Dividend: COP pays an annual dividend of $1.65 per share, which translates to a yield of 5.1% at the stock’s current price. That puts COP among the highest dividend-paying stocks in the market, at a time that many other stocks are reducing or completely eliminating their dividend payouts.

Price/Book Ratio: there are a lot of ways to measure how much a stock should be worth; but I like to work with a combination of Price/Book and Price/Cash Flow analysis. Together, these measurements provide a long-term, fair value target around $50 per share. That means that COP is trading at a discount of more than 50% right now, which makes the stock very tempting from a value perspective.

Technical Profile

Here’s a look at the stock’s latest technical chart.

Current Price Action/Trends and Pivots: The red diagonal line traces the stock’s downward  plunge from its December high at around $67 to its bear market low in March at about $21; it also informs the Fibonacci retracement lines shown on the right side of the chart.

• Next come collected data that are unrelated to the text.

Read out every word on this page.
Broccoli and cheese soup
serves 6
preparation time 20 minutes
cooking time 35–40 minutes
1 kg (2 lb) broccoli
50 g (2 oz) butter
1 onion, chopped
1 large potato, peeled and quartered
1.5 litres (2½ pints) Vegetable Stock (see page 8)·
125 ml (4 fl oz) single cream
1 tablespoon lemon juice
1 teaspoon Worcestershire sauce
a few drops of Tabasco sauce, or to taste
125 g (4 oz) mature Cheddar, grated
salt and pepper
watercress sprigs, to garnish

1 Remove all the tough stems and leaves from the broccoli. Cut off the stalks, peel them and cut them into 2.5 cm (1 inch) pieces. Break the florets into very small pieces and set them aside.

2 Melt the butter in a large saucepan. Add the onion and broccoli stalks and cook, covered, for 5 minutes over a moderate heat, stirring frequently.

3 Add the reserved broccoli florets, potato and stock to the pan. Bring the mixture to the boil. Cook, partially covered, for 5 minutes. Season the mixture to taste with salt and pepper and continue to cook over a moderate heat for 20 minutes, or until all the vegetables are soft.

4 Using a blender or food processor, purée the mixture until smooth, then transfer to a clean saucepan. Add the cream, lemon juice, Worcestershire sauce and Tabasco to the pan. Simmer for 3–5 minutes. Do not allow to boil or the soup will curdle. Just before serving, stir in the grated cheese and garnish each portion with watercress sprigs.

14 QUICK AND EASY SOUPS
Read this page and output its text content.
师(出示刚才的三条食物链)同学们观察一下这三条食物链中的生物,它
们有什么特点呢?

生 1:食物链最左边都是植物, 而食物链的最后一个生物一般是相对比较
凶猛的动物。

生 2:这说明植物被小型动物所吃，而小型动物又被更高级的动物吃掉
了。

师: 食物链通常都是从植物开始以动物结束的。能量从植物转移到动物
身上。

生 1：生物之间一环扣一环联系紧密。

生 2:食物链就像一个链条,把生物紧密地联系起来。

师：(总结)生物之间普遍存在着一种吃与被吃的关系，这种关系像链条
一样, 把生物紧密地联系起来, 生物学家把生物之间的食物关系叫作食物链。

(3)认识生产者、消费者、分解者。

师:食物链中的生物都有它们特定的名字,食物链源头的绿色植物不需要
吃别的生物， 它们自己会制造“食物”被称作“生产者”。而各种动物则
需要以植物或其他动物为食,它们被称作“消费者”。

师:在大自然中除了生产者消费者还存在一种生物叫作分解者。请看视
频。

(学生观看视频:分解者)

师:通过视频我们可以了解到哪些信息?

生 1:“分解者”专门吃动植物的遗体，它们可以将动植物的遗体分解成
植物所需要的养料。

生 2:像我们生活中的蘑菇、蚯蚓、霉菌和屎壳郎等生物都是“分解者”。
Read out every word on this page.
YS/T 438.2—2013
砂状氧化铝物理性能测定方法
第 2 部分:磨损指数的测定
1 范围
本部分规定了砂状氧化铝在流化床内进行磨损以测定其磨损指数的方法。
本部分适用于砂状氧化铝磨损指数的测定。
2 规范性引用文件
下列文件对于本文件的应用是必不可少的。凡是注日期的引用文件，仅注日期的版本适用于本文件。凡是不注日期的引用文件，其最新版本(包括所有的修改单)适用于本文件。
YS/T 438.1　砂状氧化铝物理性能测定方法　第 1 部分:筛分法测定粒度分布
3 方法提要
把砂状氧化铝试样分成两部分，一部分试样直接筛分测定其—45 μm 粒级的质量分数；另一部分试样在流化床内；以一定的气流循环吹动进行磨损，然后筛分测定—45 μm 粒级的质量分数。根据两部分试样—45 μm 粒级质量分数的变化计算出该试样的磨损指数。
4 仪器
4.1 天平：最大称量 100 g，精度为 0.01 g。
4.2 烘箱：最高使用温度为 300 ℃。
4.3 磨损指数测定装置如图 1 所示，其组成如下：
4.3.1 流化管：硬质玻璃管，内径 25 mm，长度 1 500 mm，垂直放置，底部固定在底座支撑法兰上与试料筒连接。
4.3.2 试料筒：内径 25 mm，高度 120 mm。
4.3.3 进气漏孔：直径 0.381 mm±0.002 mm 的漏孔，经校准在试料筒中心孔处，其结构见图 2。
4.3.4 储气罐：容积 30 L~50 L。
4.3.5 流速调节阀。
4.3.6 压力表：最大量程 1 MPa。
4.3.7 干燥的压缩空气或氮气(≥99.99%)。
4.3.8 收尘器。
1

In the last month, the stock has fallen back from a high at about $42 per share, dropping below the 38.2% retracement line to a current price around $33 per share. Based on previous pivot activity, the stock should offer support around $31.50 per share, with current resistance at around $38.50. A bounce off of support offers interesting upside to around $38.50, while a drop below support at $31.50 could see the stock keep falling to retest its bear market lows around $21.

Near-term Keys: If you work strictly off of the basis of the stock’s valuation, COP looks like a terrific value; however the stock’s current bearish momentum, along with the reality of current economic conditions mean that taking a long-term bet right now requires the ability and willingness to accept the potential for a continued drop to much lower levels. If you prefer to work with short-term trading strategies, you could use a bounce off of support anywhere between the stock’s current price and $31.50 as a signal to buy the stock or start using call options, using $38 as a useful profit target. A drop below $31.50 could also be a good signal to think about shorting the stock or buying put options, with a short-term target price between $24 and $21 per share on a bearish trade.